Objectives: The body position has a strong influence on obstructive sleep apnea (OSA). The purpose of this
study is to compare the clinical features of two subtypes of positional OSA (POSA), namely
supine-predominant OSA (spOSA) and supine-isolated OSA (siOSA), so as to discuss whether the two
groups can be classified separately.
Methods: A total of 279 consecutive patients with OSA were enrolled. The POSA was defined as having an
overall apnea-hypopnea index (AHI) P5 with supine AHI >2 times the non-supine AHI. Only those with
P30 min spent in the supine and non-supine sleeping positions were included, and split night studies
were excluded from the study. Patients were considered spOSA unless their non-supine AHI was negligible
(<5) (siOSA). The clinical and polysomnographic characteristics of both groups were compared.

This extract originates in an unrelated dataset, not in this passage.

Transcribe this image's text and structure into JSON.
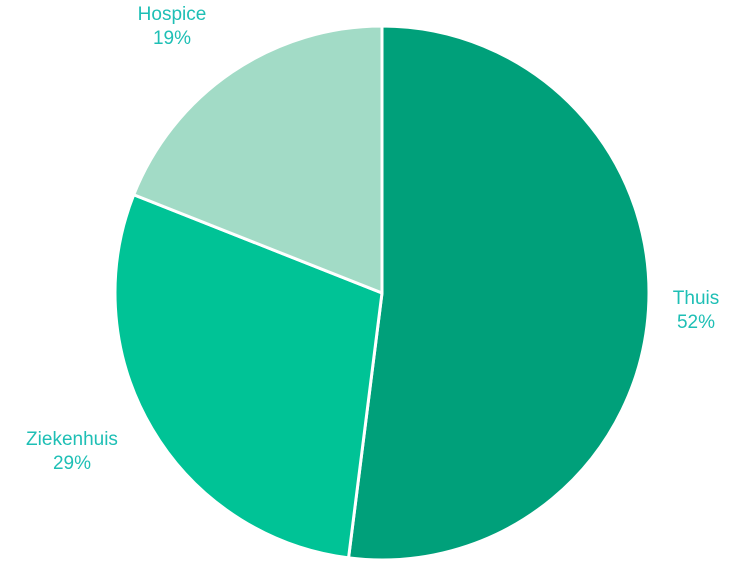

Results: Two hundred and sixteen subjects (77.4%) met the criteria for POSA, with 158 (73.1%) of them
classified as spOSA, and 58 (26.9%) as siOSA. The siOSA patients had lower arousal indices, but poorer
quality of sleep, and were more depressed and anxious compared with the spOSA subjects.
Conclusions: Those with siOSA and spOSA show different clinical features.
Significance: These findings suggest that a more detailed sub-classification of POSA is needed.